Pesce e molluschi possono essere contaminati dal mercurio, sia per la normale presenza nell’ambiente ma anche per effetto dell’inquinamento. L’entità del fenomeno, tuttavia, non deve suscitare preoccupazione dal momento che l’effettivo rischio per la salute, nel rispetto delle indicazioni dell’Efsa, è contenuto. Si pensi che, ad esempio, come riporta l’Iss nel 2019 sono stati prelevati campioni su 6.739 prodotti ittici e solo 25 sono risultati irregolari e hanno dato il via a un ritiro. Quindi sì al pesce a tavola, ma variandone il consumo soprattutto se si apprezzano i grandi predatori dei mari.
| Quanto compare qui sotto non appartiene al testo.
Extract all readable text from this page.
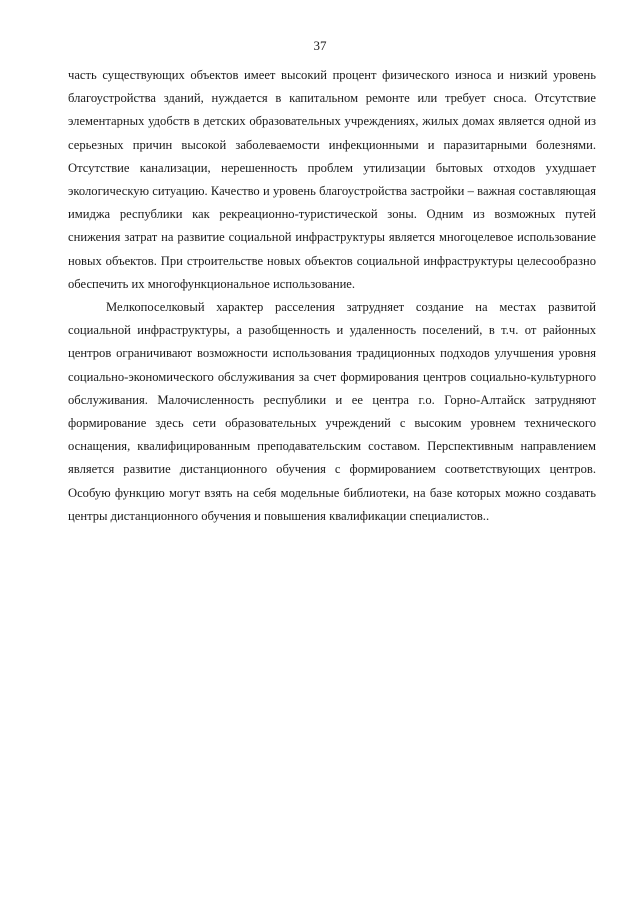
37

часть существующих объектов имеет высокий процент физического износа и низкий уровень благоустройства зданий, нуждается в капитальном ремонте или требует сноса. Отсутствие элементарных удобств в детских образовательных учреждениях, жилых домах является одной из серьезных причин высокой заболеваемости инфекционными и паразитарными болезнями. Отсутствие канализации, нерешенность проблем утилизации бытовых отходов ухудшает экологическую ситуацию. Качество и уровень благоустройства застройки – важная составляющая имиджа республики как рекреационно-туристической зоны. Одним из возможных путей снижения затрат на развитие социальной инфраструктуры является многоцелевое использование новых объектов. При строительстве новых объектов социальной инфраструктуры целесообразно обеспечить их многофункциональное использование.

Мелкопоселковый характер расселения затрудняет создание на местах развитой социальной инфраструктуры, а разобщенность и удаленность поселений, в т.ч. от районных центров ограничивают возможности использования традиционных подходов улучшения уровня социально-экономического обслуживания за счет формирования центров социально-культурного обслуживания. Малочисленность республики и ее центра г.о. Горно-Алтайск затрудняют формирование здесь сети образовательных учреждений с высоким уровнем технического оснащения, квалифицированным преподавательским составом. Перспективным направлением является развитие дистанционного обучения с формированием соответствующих центров. Особую функцию могут взять на себя модельные библиотеки, на базе которых можно создавать центры дистанционного обучения и повышения квалификации специалистов..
Perché il mercurio finisce nei mari

Come spiega il sito del ministero dell’Ambiente, il mercurio è presente in natura come elemento poiché viene emesso in atmosfera per effetto di fenomeni naturali come incendi boschivi, eruzioni vulcaniche o attività geotermiche. Ma viene stimato che la maggior parte delle emissioni avvenga a causa dell’attività dell’uomo. Il mercurio viene così rilasciato in atmosfera e poi ricade al suolo e nelle acque per azione delle piogge. Questo dà il via all’inquinamento dei mari.

I sintomi da avvelenamento da mercurio

L’Iss specifica che tipologie diverse di mercurio e modalità di esposizione differenti possono dare vita a sintomi estremamente eterogenei. Per quanto riguarda l’ingestione di eccessive quantità di metilmercurio presente nel pesce, i sintomi sono:

  • paralisi alle mani e ai piedi;
  • generale debolezza muscolare;
  • danni alla vista, all’udito e difficoltà nell’articolare le parole, con possibili aggravamenti che possono determinare disordine mentale, paralisi e coma, nei casi più gravi.